Isfahan Grand Mosque
Also known as Masjid-i Jame, Jami Mosque, or Friday Mosque, it is one of the structures that best reflects the Seljuk rule in Iran. Nizam al-Mulk, one of the most famous viziers of the era, personally oversaw the restoration of the mosque and had the largest dome of the time built. The golden ratio was used in the construction of the dome. The most important feature of the mosque is the many additions and alterations made to it without compromising the main structure. The mosque embraces the city of Isfahan, with its doors opening to the streets of the city. It is a unique monument that encompasses many cultures. In 2012, it was added to the UNESCO World Heritage list.
Blue Mosque (Gok Masjid)
Also known as Masjid-i Kabud, the Blue Mosque gained its name due to the unique blue tiles inside. Construction began during the 15th century under the rule of the Turkic ruler Cihan Shah of the Kara Koyunlu dynasty, and after their decline, the construction was continued by the Aq Qoyunlu dynasty. Every part of this exceptional structure is made of brick. The mosque used the “sir” technique in its design, and the decorations include botanical and geometric motifs, along with inscriptions that add to the value of the mosque. Due to natural disasters in the mid-15th century, the monument suffered some damage, but through restoration, it has managed to survive to the present day.
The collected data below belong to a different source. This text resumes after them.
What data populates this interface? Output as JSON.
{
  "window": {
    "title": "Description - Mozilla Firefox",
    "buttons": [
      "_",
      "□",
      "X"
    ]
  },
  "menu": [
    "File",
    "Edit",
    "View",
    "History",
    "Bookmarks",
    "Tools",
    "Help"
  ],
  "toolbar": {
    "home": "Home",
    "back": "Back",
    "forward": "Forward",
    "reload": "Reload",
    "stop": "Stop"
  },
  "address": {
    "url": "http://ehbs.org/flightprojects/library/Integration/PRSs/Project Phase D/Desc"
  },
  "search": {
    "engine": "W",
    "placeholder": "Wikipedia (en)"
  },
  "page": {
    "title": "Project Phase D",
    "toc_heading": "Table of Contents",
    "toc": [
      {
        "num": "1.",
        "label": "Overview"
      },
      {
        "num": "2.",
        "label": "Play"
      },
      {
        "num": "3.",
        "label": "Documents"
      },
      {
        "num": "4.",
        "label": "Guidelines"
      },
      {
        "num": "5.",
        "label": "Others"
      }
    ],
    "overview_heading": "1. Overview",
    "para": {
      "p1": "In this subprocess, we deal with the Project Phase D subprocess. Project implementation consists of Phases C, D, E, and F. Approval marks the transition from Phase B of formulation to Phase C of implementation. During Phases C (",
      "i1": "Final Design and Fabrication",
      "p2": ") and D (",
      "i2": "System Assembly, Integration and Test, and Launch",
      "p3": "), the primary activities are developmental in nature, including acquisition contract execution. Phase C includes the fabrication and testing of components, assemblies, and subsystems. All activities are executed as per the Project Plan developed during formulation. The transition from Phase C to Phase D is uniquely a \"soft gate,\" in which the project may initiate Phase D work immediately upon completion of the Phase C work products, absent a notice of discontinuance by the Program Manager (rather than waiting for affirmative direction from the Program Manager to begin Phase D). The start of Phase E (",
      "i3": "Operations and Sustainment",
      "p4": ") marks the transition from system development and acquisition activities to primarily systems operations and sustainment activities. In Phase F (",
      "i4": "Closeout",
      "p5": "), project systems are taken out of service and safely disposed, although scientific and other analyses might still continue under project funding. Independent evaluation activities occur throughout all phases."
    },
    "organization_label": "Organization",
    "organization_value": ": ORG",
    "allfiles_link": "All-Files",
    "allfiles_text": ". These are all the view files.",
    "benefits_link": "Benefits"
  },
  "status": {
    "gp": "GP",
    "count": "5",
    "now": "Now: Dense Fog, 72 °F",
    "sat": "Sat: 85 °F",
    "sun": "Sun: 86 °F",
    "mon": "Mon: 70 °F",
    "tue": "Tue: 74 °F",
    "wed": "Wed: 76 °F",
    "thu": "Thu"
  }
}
Decorated with the iconic blue tiles that have become a symbol of Isfahan’s culture. The construction of this mosque began in 1611 and was completed in 1629 after meticulous work lasting 18 years. The interior of the mosque acts as a sundial, indicating the direction of the qibla based on the position of the sun. The mosque’s interior acoustics showcase remarkable knowledge and fine craftsmanship. Research has identified 49 distinct sound qualities within the mosque, though the human ear can perceive only about 12 of them.
Sheikh Lotfollah Mosque
Built in the 17th century in Isfahan by Shah Abbas, this mosque highlights the significant place of Iranian architecture in the world. The mosque exudes an authentic atmosphere. It stands out as one of the prominent works of the Safavid era. Its distinctive feature is being built without minarets or a courtyard. The captivating elegance of Persian decorative arts adorns the mosque’s walls, and the peacock motifs used on the dome add a unique touch. In addition to floral and geometric designs, the use of calligraphy in the decoration reveals the mosque’s exceptional character.
Nasir al-Mulk Mosque
Perhaps the most colorful mosque you’ve ever seen. Located in Shiraz, Iran, the Nasir al-Mulk Mosque was built in 1876 under the order of Qajar ruler Mirza Hasan Ali Nasir al-Mulk. Due to the colors and interior design, it is sometimes referred to as the Pink Mosque. During the early hours of the morning, the mosque is a burst of colors, but as the day progresses, the same colors become less visible. With its vibrant colors and unique art, the mosque sparks curiosity. Its design reflects the influence of ancient Turkish civilizations and a blend of Ottoman and Persian styles. Unlike other mosques, the interior of this mosque is even more captivating and beautiful than its exterior.